Not many are doing the kind of tourism we were: seeing the stark landscape, the dereliction, and the remnants of what once was, on a day too gloomy to enjoy a National Park.

But the sea is not dead. The shallow mineral-rich water, unfit for both humans and fish, has turned a portion of the lake into a biodiverse wetland for bird habitat, a welcome reversal of the loss of such habitat elsewhere.

It now draws about 25,000 tourists a year, mostly birders, but is a boon to waterfowl.

It’s a story of accident, of change, reinvention, rejuvenation, triggered by unpredicted random forces.

Studies show that the lake has had several previous such incarnations throughout its geologic history.

It’s perhaps a lesson for us. When things go wrong, we need to pivot and change, and make something out of new realities. Most of the time, those new realities come unexpectedly.

Ironically, I’m currently reading the book The Black Swan, by Nassim Nicholas Taleb, who has spent his life studying the impact of the highly improbable.

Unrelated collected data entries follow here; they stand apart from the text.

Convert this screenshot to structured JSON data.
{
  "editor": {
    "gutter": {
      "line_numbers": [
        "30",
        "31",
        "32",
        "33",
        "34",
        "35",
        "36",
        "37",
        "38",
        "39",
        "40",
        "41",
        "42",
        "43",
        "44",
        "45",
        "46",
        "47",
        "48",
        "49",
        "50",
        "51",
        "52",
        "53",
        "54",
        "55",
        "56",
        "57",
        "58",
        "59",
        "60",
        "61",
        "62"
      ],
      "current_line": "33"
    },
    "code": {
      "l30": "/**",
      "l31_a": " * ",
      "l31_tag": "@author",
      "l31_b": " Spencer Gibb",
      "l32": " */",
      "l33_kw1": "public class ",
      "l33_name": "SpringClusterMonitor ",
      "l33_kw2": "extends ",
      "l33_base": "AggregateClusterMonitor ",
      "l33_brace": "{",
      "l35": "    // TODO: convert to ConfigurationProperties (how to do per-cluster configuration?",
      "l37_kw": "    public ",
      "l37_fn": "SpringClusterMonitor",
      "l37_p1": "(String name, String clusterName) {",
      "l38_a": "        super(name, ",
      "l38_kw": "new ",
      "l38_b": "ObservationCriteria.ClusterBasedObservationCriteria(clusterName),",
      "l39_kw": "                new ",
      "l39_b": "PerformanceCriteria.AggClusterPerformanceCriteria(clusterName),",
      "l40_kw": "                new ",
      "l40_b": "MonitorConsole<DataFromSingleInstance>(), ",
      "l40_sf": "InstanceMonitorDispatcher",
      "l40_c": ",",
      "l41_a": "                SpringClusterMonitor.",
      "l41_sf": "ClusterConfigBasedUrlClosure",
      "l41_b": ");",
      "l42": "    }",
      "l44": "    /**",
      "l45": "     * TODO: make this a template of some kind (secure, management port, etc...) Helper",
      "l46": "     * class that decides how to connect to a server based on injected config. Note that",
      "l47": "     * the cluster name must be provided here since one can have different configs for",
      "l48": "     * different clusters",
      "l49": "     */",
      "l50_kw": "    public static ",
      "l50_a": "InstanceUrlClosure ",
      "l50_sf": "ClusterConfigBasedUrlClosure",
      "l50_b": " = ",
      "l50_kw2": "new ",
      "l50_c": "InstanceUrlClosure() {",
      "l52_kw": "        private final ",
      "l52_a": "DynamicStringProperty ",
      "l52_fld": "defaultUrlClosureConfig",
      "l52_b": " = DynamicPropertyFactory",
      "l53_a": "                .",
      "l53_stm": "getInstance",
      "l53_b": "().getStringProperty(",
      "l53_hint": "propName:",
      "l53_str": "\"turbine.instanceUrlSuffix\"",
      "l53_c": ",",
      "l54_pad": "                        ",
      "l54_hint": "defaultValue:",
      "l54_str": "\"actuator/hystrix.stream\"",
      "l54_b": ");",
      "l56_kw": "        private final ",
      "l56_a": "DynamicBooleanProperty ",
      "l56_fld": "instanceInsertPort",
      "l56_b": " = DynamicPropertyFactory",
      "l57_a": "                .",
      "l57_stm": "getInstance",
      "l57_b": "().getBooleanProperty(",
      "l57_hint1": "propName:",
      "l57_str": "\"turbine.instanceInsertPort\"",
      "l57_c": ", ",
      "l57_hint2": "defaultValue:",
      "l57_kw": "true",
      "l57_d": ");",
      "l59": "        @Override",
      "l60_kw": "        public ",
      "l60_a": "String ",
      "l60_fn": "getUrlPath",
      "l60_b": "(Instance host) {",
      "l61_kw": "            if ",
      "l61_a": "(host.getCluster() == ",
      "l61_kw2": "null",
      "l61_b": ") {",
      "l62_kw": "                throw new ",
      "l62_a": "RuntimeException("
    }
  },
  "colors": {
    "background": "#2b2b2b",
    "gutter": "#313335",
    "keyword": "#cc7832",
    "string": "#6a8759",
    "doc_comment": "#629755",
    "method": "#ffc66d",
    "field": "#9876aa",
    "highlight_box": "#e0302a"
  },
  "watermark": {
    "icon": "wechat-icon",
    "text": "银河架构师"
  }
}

It’s not the predictable events, he says, that shape, and change the world; it’s the highly improbable, the outliers. Things like a 1987 stock market crash that had no underlying cause. Things like planes deliberately flying into New York’s twin towers.

Could the Covid pandemic be such an event? Could Russia’s invasion of Ukraine be such an event? We will probably know for certain only in retrospect. But both have already changed our economic and social landscape.

But who can wait for retrospect? We need to pivot and make adjustments in the moment.

Those who do will succeed. Those who await a return to a previous time that may not come, likely won’t.

At least, that’s how I see it . . .

 

*the salinity made the boats more buoyant and the low elevation, with it’s higher barometric pressure, added to the ideal conditions for speed.